When he thought of Alex, his eyes grew hot again. He stepped into an alley and walked to the end, where there was a dumpster. He leaned against the grimy wall across from it and lowered his head. The trash smelled of ether from rotting vegetables; that was a little better. The alley’s walls rose up like canyons to a bright band of sky, but between the walls it was dark and cool. All it lacked to make him feel more comfortable was a pack of feral dogs.

Everything had been an emergency lately, and even though he’d worked enough ERs to know how to function in emergencies, he was not functioning well anymore. All these years of waiting and he would have to wait longer still; it was excruciating, like waiting for pain to stop and not knowing when or if it would.

After a few minutes a metal door by the dumpster swung open and a busboy brought out a bag of restaurant trash. The kid had pimples and long, pale arms. He looked at Peter and his eyes narrowed a little, in disgust or confusion or fear; then he put the bag in the dumpster and went back inside. Peter figured the next person to come through the door would be the manager, asking him what the hell he was doing, so he walked out of the alley and onto the street.

He found a park and sat down in the grass under an oak. He wanted to sleep, to just keep sleeping, but he knew sleep would be hard to come by for a while. A tabby cat was stalking the birds in the next tree. The cat wore a collar and a tiny bell, but it had learned to move so that the bell stayed quiet.

Peter didn’t want to see the cat catch a bird, so he got up and left the park. On the way home, he came to a clot of traffic in the street, two cars together in the middle, others crawling out and around to pass. A fender bender. A couple of guys in their thirties had climbed out of the crumpled cars and were screaming at each other, raising their arms like enraged chimps. They looked demented.
They had new cars, they had insurance, they had money, everything would be fixed. Peter couldn’t figure out what the hell there was to yell about.
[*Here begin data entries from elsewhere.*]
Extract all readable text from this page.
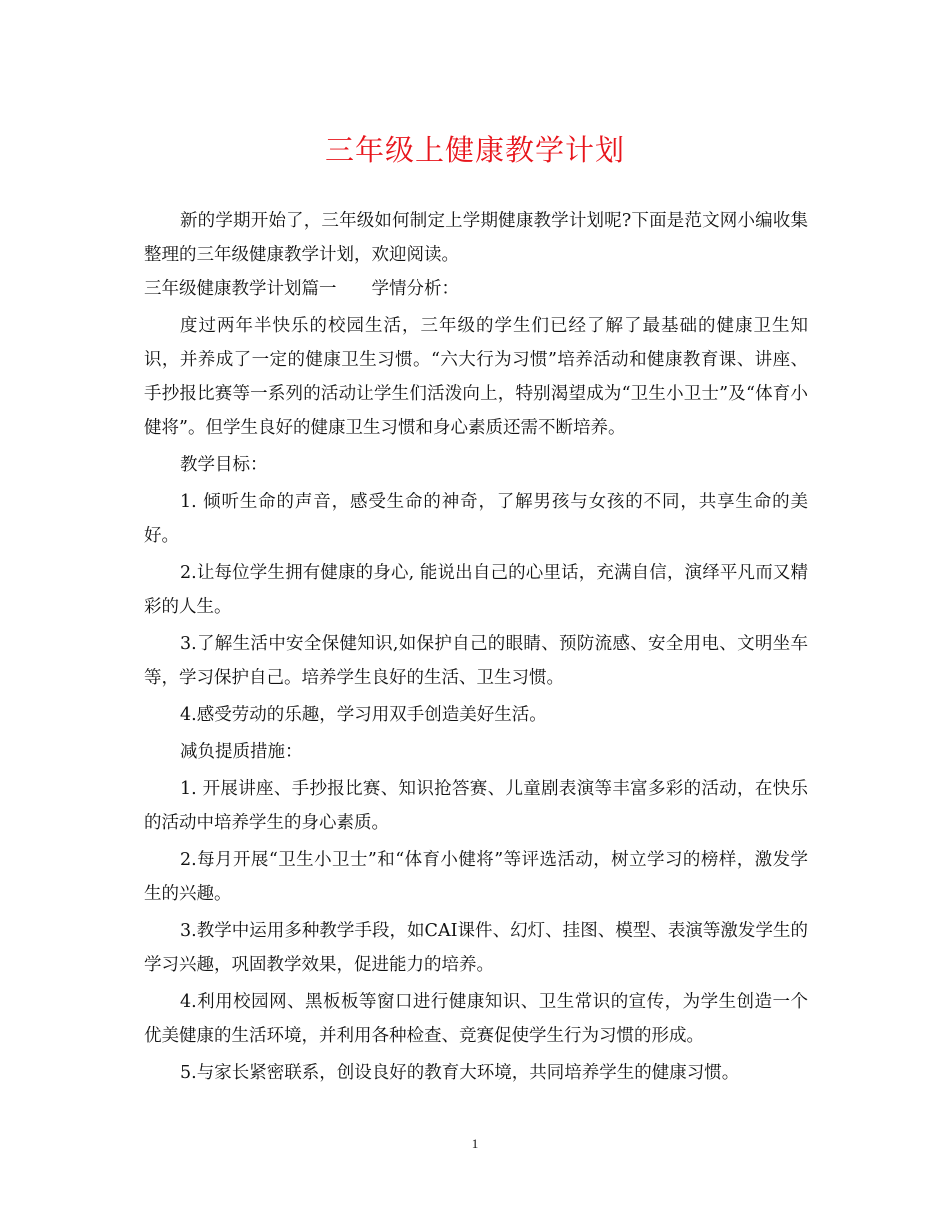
三年级上健康教学计划

新的学期开始了，三年级如何制定上学期健康教学计划呢?下面是范文网小编收集整理的三年级健康教学计划，欢迎阅读。

三年级健康教学计划篇一　　学情分析：

度过两年半快乐的校园生活，三年级的学生们已经了解了最基础的健康卫生知识，并养成了一定的健康卫生习惯。“六大行为习惯”培养活动和健康教育课、讲座、手抄报比赛等一系列的活动让学生们活泼向上，特别渴望成为“卫生小卫士”及“体育小健将”。但学生良好的健康卫生习惯和身心素质还需不断培养。

教学目标：

1. 倾听生命的声音，感受生命的神奇，了解男孩与女孩的不同，共享生命的美好。

2.让每位学生拥有健康的身心, 能说出自己的心里话，充满自信，演绎平凡而又精彩的人生。

3.了解生活中安全保健知识,如保护自己的眼睛、预防流感、安全用电、文明坐车等，学习保护自己。培养学生良好的生活、卫生习惯。

4.感受劳动的乐趣，学习用双手创造美好生活。

减负提质措施：

1. 开展讲座、手抄报比赛、知识抢答赛、儿童剧表演等丰富多彩的活动，在快乐的活动中培养学生的身心素质。

2.每月开展“卫生小卫士”和“体育小健将”等评选活动，树立学习的榜样，激发学生的兴趣。

3.教学中运用多种教学手段，如CAI课件、幻灯、挂图、模型、表演等激发学生的学习兴趣，巩固教学效果，促进能力的培养。

4.利用校园网、黑板板等窗口进行健康知识、卫生常识的宣传，为学生创造一个优美健康的生活环境，并利用各种检查、竞赛促使学生行为习惯的形成。

5.与家长紧密联系，创设良好的教育大环境，共同培养学生的健康习惯。

1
He walked up the hill to where the road ended. A cable was strung thigh-high between bent poles, and a trail began on the other side of it. He climbed over and followed the trail up to the ridge. From there, he could see the bay to the east, blue under a blue sky, two bright mirrors with a strip of land between. He sat down, but he was restless and soon got up again. He thought about calling Mina back, but he wasn’t ready. Anyway, it was the middle of the night in Kathmandu. It hadn’t been that long since her call, so apparently she wasn’t sleeping either.
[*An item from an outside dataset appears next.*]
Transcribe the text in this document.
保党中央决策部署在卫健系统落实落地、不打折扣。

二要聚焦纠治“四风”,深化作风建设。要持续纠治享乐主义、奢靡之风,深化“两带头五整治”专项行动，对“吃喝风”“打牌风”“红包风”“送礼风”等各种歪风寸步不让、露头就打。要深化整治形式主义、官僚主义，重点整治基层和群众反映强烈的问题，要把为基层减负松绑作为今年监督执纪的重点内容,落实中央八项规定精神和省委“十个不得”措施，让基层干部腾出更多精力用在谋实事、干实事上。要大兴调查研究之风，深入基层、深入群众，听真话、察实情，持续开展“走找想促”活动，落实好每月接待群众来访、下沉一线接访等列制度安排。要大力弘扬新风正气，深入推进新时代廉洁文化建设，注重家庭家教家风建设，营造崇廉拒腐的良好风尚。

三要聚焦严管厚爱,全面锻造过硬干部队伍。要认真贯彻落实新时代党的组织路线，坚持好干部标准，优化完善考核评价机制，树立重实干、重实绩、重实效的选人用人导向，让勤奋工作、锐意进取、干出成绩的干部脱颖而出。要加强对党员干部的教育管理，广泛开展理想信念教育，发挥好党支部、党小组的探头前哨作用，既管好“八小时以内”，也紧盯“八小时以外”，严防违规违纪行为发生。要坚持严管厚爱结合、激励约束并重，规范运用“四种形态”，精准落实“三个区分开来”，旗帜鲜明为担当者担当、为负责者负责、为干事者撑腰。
He walked back down the hill into town and found a store. He bought rice and lentils, thinking
dal-bhat
might somehow conjure a time when he and Alex were happier and felt more at ease in the world. When he got to the house, Alex was still snoring softly in her room.

Ben came home from school at about 4:30, ate a snack, and plopped down in front of the television to play video games. He sat there, mesmerized, clicking away with his thumbs while various engorged-looking creatures blew one another to bits on the screen in front of him. There were beautiful woods outside, and trails, and nothing in the streams that would kill you. No armed bandits roaming the hills to kidnap you or make you join them and carry a gun. Peter wanted to pick Ben up and throw him out the door. But it wasn’t his house; Ben wasn’t his son. Peter asked him to turn down the sound, then went into Alex’s room and sat down to read, so he’d be there when she woke up.

He was making the
dal-bhat
when Connie came home from work. Alex came out and helped Ben set the table, but when dinner was served Ben took one bite of it and put down his fork.
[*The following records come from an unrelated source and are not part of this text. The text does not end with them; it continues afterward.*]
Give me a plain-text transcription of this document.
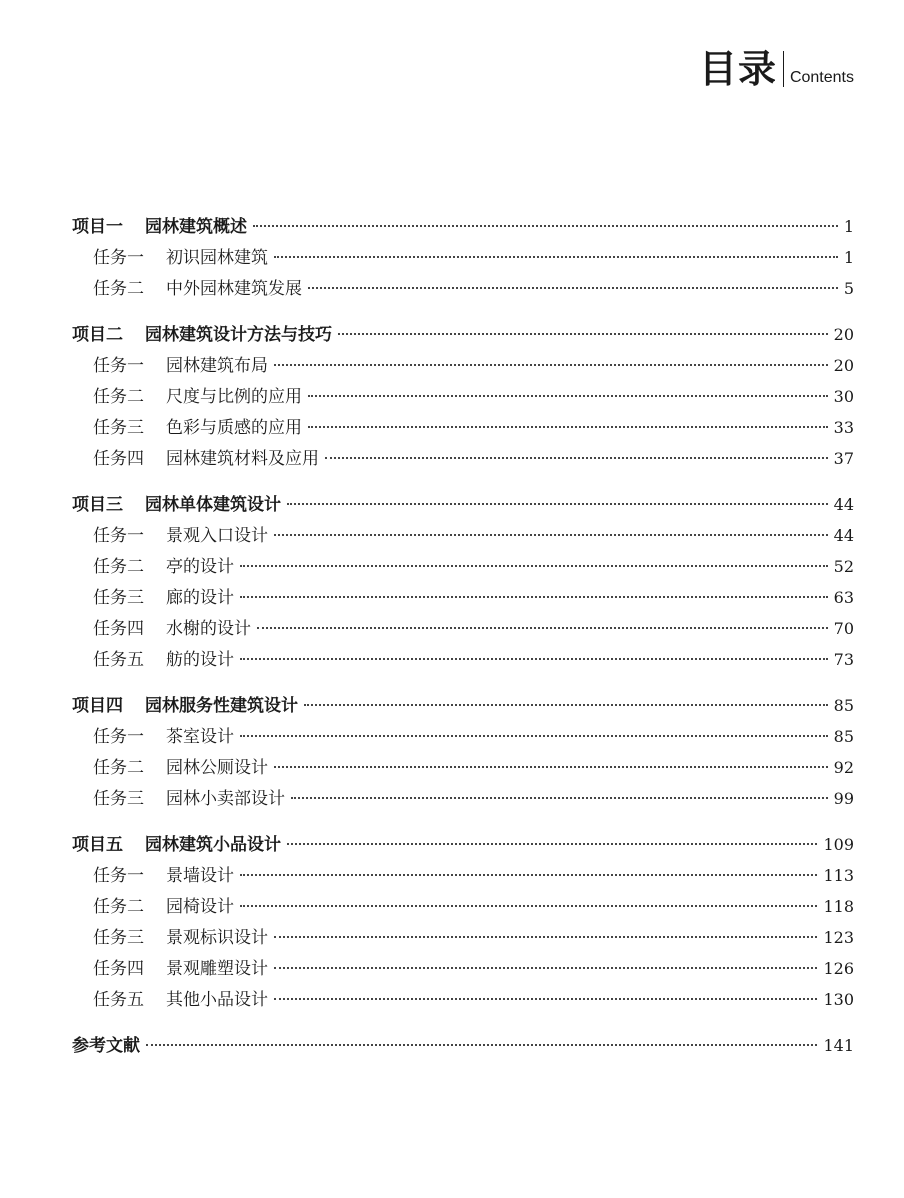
目录 Contents
项目一 园林建筑概述	1
任务一 初识园林建筑	1
任务二 中外园林建筑发展	5
项目二 园林建筑设计方法与技巧	20
任务一 园林建筑布局	20
任务二 尺度与比例的应用	30
任务三 色彩与质感的应用	33
任务四 园林建筑材料及应用	37
项目三 园林单体建筑设计	44
任务一 景观入口设计	44
任务二 亭的设计	52
任务三 廊的设计	63
任务四 水榭的设计	70
任务五 舫的设计	73
项目四 园林服务性建筑设计	85
任务一 茶室设计	85
任务二 园林公厕设计	92
任务三 园林小卖部设计	99
项目五 园林建筑小品设计	109
任务一 景墙设计	113
任务二 园椅设计	118
任务三 景观标识设计	123
任务四 景观雕塑设计	126
任务五 其他小品设计	130
参考文献	141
“It tastes like dirt,” he said. Connie apologized to Peter, but Alex smiled, which as far as he was concerned made the meal worth it.

Ben went off somewhere with friends after dinner. Peter sat with Alex for a while, but by 8:30 she had conked out again, so he joined Connie at the table. She got them a couple of beers.

“Your son is a lard-ass,” Peter said. “He’s going to have diabetes before he’s thirty.”

“You’re welcome to step into the father-figure role anytime. Cody’s trying, but he’s two hours away.”

“Cody? Whatever happened to Don?”

She sighed. “I got tired of feeling I had to dress like a hooker to make Don happy.”

Peter smiled. “Did I miss this phase?”

“Jesus, you don’t remember? I was always in some getup that made it look like my tits were about to leap out and launch themselves at Russia.”

“That’s quite an image. Sorry.”

She glared. “Oh, you can laugh, it’s funny now.”

“You’ve always accommodated your men too much,” said Peter.

“Like you, you mean?”

He looked down at his beer sheepishly. “I know I haven’t been the easiest guy to have around.…”

“Forget it,” she said. “Given the situation, you’re practically a prince.”

“That’s a lie, but thanks.”

“What are sisters for, if not to lie to you when you need it?”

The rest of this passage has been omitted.